The Providence Journal
April 7, 2012
The great Red Sox Championship teams of 2004 and 2007 are sadly gone — slowly picked apart by ego over the years, and then finally dismantled in a panicked off-season of finger-pointing. This year the team is so unrecognizable, and so unlikeable, that 100-year-old Fenway Park will be the featured star instead of the spoiled rotten players and diffident management.
The unseasonable spring of 2012 aptly features the highly mislocated personality of Bobby Valentine as the new Red Sox manager. Bobby V! Like a hummingbird seen in March — but worse, a hummingbird with an ego problem — the Machiavellian Valentine is better suited to the brash, outspoken climes and culture from which he came.
Who hired a New Yorker to be the manager of the Boston Red Sox, anyway?
Oh, that’s right, the brash outspoken-and-still-standing president and CEO of Fenway Sports Group, Larry Lucchino, the last ego standing.
Long gone or recently departed are the icons and heroes of an era: Theo Epstein, Terry Francona, Jonathan Papelbon, Jason Varitek, Johnny Damon, Manny Ramirez, Pedro Martinez and many others. They all got paid, they all got rich, and fame tumbled down around them. They were once the Kings of New England, but their egos got the better of the team.
Many of the players grew up poor in America, or very poor in the Dominican Republic, yet, after a few successful seasons in Boston and at a relatively young age, they left the team — in one instance, to make the difference between making $42 million and $50 million. Others stayed, but for a price, specifically an absurd, obscene ticket price. In 2012, after eight years of winning baseball and rising ticket prices, a night at Fenway Park in good seats for a family of four will cost in excess of $1,000.
Soon, you will need a 401(k) just to pay for sporting events.
The average baseball player makes $3 million a year. So what if he can’t eat in public, in peace? David Ortiz has made roughly $84 million in the last eight years, enough to open his own restaurant, Big Papi’s Grill.
As they say in Washington, “That’s your money!”
This increasingly unseemly exchange is about to get much worse in the unseasonable season of 2012. The Red Sox are not projected to do well, and an annoying manager will probably exacerbate their public-relations problems and threaten their profitable sell-out streak.
Although the Red Sox are not a publicly traded company, they are big business, and the players and their big salaries are under a microscope worthy of Wall Street. (If only Wall Street itself were this thoroughly scrutinized!)
There aren’t many windows into the super-rich, and that’s exactly what the Red Sox and their players have become. Most highly paid business executives or rich individuals operate behind walls of secrecy and security, at work and at home. The fortunes of the Red Sox play out daily in the pages of The Providence Journal, and the merciless WEEI sports-radio talk shows, among many other media outlets.

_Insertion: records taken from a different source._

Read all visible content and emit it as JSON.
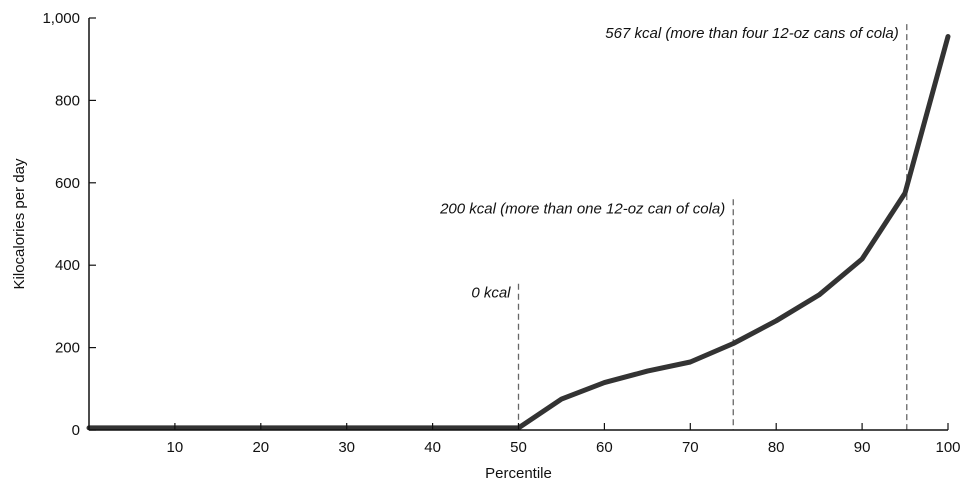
{
  "chart_data": {
    "type": "line",
    "title": "",
    "xlabel": "Percentile",
    "ylabel": "Kilocalories per day",
    "xlim": [
      0,
      100
    ],
    "ylim": [
      0,
      1000
    ],
    "x_ticks": [
      10,
      20,
      30,
      40,
      50,
      60,
      70,
      80,
      90,
      100
    ],
    "x_tick_labels": [
      "10",
      "20",
      "30",
      "40",
      "50",
      "60",
      "70",
      "80",
      "90",
      "100"
    ],
    "y_ticks": [
      0,
      200,
      400,
      600,
      800,
      1000
    ],
    "y_tick_labels": [
      "0",
      "200",
      "400",
      "600",
      "800",
      "1,000"
    ],
    "grid": false,
    "series": [
      {
        "color": "#333333",
        "points": [
          {
            "x": 0,
            "y": 5
          },
          {
            "x": 50,
            "y": 5
          },
          {
            "x": 55,
            "y": 75
          },
          {
            "x": 60,
            "y": 115
          },
          {
            "x": 65,
            "y": 143
          },
          {
            "x": 70,
            "y": 165
          },
          {
            "x": 75,
            "y": 210
          },
          {
            "x": 80,
            "y": 265
          },
          {
            "x": 85,
            "y": 328
          },
          {
            "x": 90,
            "y": 415
          },
          {
            "x": 95,
            "y": 575
          },
          {
            "x": 100,
            "y": 955
          }
        ]
      }
    ],
    "annotations": [
      {
        "text": "0 kcal",
        "x": 50,
        "y_top": 355
      },
      {
        "text": "200 kcal (more than one 12-oz can of cola)",
        "x": 75,
        "y_top": 560
      },
      {
        "text": "567 kcal (more than four 12-oz cans of cola)",
        "x": 95.2,
        "y_top": 985
      }
    ]
  }
}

In the end, most of the players cashed in and went their own way because of team success. Greed and ego trumped modesty and honor. There are a few exceptions. Dustin Pedroia, Kevin Youkilis and Jon Lester signed “team” contracts for notably less money, but the Red Sox way, articulated by Theo Epstein, eventually gave way to the free-agent way embodied by the salaries of Adrian Gonzalez ($21 million per year), Carl Crawford ($20 million a year) and John Lackey ($16 million a year).
They are now too big, and will fail.
The fans have the championship memories and costly paraphernalia, and a creeping feeling that it is all so very hollow. These guys did something special together that we were all a part of, but that success led to a thousand roads out of town and away from the team that made it all possible. Again, the individual trumps the collective. America.
There is no $ in team.
Sawx winning it all in 2012! Annoy!
Posted by: Cousin Jeff | April 05, 2012 at 06:20 AM
wow...cynical much? You should have a job writing for the Globe.
Posted by: rippah | April 05, 2012 at 08:32 AM
Cynicism or whatever you want to call it. It sure ain't like the Red Sox in the old days. Whatever became of the mind set of players like Ted Williams, Bobby Doerr, Johnnie Peskey, Dom DiMaggio,Jimmie Piersall, Rudy York, etc. They played for the Red Sox team and the city of Boston (did a great job of it over the years, too). Of course, they took a time out for WW II and the Korean wars. But they came back to play when they were able to. They played as a team, not as a money grubbing single player that always tries to show up his fellow players. Bill Costello
Posted by: Bill Costello | April 05, 2012 at 11:05 AM
Way to spin this into a commentary on how you think socialism is better than individualism. You're a muppet. The collective lol.
That being said, the Sox management are worse than Washington with how they spend their money.
Posted by: DisplacedinLA | April 05, 2012 at 11:17 AM
What???Theo is the last bastion of the Red Sox Way? After he pouted about working under Luchino Theo was the main architect of the spend first think last era that finds the Sox where they are today...
Posted by: David Freel | April 07, 2012 at 07:16 PM
Go padres, hoping the 56 million payroll wins it all. it would be sweet justice if the lowest paid won it all.